RedNote, co-founded in 2013 by Charlwin Mao Wenchao and Miranda Qu Fang, sits in an unusual category for Chinese consumer tech. Often described as a Pinterest-Instagram hybrid, it became a household reference point in the West last year when US users migrated from TikTok during the latter’s short-lived ban, briefly making it the most-downloaded free app on the US App Store.

The company is reported to have turned profitable in 2023 with annual net profit of about $500m on revenue of $3.7bn, and its earlier backers include Tencent, Alibaba, Hillhouse, Boyu and HongShan, the firm formerly known as Sequoia China.

Investors are still waiting for an IPO that has not yet materialised.

GSR is not alone in trying to convert a sentiment shift into committed capital. IDG Capital is targeting roughly $2bn for a new China growth fund, with a first close expected before year-end. Hillhouse, Primavera, BAI Capital and Boyu have all been visibly active in fundraising conversations over the past year, according to multiple sector reports.

Together they represent the first concentrated push by China-focused US-dollar funds in roughly five years, since Beijing’s tech crackdown and the COVID-era slowdown drained the foreign capital that had previously poured into the country’s startup ecosystem.
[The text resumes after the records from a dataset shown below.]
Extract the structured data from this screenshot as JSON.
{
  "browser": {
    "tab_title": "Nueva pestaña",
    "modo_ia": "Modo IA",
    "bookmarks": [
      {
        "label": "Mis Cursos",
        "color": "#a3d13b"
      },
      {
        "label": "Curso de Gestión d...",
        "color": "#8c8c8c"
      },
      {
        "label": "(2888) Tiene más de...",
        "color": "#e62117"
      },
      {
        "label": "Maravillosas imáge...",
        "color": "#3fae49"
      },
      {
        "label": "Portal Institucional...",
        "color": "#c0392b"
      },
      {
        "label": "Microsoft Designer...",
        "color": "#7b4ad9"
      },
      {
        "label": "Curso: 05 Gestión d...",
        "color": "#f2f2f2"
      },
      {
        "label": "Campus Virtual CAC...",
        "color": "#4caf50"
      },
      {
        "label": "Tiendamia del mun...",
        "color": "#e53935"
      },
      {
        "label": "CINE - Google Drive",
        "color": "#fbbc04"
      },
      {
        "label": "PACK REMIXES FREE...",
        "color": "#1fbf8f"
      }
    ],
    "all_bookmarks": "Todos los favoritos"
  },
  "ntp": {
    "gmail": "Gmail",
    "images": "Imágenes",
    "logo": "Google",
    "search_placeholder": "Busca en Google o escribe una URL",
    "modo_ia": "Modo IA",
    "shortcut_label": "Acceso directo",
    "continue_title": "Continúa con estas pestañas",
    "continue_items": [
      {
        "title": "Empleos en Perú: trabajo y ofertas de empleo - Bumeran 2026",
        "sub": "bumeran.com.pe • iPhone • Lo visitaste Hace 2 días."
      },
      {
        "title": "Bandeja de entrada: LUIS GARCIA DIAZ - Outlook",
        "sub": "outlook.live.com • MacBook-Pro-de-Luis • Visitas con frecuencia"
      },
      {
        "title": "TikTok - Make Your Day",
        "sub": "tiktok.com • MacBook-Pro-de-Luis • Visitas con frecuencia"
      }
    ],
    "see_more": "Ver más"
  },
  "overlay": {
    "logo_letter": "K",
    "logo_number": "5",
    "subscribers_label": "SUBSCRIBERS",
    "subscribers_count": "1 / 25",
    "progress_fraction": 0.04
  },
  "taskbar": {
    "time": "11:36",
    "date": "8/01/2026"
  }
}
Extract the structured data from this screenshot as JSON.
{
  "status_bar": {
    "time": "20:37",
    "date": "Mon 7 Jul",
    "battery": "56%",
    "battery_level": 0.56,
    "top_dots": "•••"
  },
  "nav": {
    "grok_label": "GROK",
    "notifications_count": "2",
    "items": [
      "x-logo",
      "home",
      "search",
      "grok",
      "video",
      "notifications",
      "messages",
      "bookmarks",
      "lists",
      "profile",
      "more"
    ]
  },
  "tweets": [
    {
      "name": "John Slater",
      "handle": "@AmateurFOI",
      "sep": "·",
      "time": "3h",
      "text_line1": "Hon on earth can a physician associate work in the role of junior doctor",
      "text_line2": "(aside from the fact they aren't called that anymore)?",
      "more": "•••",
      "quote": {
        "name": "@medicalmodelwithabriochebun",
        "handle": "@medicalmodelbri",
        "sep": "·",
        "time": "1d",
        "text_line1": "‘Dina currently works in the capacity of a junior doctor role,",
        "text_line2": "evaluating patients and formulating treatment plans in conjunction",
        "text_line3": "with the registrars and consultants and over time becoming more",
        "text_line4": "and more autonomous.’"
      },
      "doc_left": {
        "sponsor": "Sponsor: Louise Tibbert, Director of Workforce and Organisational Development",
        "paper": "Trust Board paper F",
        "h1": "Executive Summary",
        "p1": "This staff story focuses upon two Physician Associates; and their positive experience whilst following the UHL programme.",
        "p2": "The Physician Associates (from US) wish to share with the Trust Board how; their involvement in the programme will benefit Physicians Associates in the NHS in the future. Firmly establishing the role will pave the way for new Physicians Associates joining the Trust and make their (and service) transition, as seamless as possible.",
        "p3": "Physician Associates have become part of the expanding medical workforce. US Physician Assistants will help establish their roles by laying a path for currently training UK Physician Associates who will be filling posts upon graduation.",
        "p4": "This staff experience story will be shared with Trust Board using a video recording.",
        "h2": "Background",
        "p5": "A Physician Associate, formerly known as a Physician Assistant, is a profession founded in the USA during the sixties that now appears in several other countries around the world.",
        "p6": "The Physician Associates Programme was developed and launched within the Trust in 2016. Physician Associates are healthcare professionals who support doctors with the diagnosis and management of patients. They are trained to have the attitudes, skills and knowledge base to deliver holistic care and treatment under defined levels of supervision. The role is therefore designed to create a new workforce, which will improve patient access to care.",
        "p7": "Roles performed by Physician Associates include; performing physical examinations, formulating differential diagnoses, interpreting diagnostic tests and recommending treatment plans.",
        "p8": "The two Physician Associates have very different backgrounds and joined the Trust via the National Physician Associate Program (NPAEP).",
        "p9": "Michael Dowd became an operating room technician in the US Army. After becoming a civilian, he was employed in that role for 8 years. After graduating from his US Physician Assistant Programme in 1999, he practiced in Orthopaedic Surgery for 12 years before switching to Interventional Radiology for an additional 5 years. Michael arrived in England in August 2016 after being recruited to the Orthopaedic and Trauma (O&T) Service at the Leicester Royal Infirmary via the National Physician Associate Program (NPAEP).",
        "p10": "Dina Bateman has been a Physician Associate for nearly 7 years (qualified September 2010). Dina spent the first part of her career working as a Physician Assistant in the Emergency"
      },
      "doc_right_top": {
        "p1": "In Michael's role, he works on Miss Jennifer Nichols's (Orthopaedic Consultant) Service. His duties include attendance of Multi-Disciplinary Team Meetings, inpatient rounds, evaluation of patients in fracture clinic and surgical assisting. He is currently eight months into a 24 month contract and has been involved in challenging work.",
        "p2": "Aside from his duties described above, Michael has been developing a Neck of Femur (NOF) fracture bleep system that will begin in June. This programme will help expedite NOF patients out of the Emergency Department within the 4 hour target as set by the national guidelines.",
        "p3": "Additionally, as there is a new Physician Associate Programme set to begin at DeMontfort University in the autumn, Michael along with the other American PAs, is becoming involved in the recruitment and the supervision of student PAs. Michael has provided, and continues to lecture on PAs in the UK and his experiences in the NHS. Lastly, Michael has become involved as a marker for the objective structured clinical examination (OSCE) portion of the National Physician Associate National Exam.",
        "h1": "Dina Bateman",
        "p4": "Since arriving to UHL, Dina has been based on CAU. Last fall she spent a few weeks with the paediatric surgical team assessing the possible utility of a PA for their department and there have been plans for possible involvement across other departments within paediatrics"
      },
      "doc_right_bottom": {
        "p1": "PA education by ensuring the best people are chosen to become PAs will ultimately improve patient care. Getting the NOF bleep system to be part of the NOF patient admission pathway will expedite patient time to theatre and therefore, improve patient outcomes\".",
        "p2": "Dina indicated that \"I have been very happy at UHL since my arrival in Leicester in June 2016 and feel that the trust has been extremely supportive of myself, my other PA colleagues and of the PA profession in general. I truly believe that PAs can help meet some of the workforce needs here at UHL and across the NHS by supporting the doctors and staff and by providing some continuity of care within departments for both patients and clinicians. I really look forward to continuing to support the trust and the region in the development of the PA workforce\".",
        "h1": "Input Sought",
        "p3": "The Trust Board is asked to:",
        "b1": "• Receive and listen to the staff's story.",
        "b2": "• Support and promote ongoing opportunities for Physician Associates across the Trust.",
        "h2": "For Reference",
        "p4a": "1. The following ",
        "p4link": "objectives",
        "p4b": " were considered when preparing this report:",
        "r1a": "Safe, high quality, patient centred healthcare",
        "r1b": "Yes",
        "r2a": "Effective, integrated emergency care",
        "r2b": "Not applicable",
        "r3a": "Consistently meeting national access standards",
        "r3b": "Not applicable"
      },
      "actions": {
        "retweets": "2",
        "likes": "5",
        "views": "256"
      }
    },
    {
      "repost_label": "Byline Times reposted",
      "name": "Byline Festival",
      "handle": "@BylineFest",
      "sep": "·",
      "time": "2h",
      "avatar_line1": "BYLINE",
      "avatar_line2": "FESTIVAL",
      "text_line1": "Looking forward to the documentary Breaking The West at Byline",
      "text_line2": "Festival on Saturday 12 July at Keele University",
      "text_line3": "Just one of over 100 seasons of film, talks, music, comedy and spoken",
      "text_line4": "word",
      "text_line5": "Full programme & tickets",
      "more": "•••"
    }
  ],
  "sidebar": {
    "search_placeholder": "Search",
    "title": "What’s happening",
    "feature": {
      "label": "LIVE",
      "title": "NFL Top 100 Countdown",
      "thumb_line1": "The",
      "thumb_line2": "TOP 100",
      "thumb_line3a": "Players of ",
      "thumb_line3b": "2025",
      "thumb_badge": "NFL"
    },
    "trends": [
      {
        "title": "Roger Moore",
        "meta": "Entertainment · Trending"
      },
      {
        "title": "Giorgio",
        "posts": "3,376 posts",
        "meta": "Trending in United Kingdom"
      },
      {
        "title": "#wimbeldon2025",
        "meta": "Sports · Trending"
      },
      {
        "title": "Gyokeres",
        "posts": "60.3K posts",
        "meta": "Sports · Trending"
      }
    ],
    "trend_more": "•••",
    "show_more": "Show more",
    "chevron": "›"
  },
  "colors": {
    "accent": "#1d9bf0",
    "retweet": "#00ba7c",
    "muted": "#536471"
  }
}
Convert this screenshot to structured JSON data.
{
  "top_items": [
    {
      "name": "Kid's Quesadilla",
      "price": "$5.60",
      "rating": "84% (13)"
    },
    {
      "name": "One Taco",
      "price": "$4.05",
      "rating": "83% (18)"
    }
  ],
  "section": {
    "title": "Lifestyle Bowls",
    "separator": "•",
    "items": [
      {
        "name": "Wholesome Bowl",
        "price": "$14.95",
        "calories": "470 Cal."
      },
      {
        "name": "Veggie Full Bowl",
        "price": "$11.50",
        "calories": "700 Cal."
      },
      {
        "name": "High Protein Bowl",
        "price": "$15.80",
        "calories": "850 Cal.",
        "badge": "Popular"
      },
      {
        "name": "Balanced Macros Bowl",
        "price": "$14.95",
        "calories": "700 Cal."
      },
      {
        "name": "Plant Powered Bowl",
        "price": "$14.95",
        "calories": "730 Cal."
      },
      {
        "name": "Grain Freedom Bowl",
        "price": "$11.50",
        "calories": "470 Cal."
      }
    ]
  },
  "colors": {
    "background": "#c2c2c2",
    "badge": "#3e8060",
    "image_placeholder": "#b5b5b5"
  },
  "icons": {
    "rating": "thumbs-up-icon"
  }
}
The investor base for these new funds looks different from the one that funded the last cycle. Many US pensions and endowments have stepped back from China entirely, citing geopolitical risk. Sovereign wealth funds and family offices from the Middle East, parts of Europe, and Southeast Asia are filling some of the gap.

Chinese government messaging has helped at the margin: a recent pledge from the market regulator to support private firms is widely cited as having improved sentiment.

For GSR specifically, the question is whether the RedNote sweetener does the work. The fund is, in effect, asking new LPs to fund a forward-looking China book on the implicit promise of access to a single trophy position whose IPO has been pending for several years.

A GSR exit route, in the form of secondary structures or eventual listing, is the variable that will define how this round actually closes. Marketing is reportedly still in the early stages.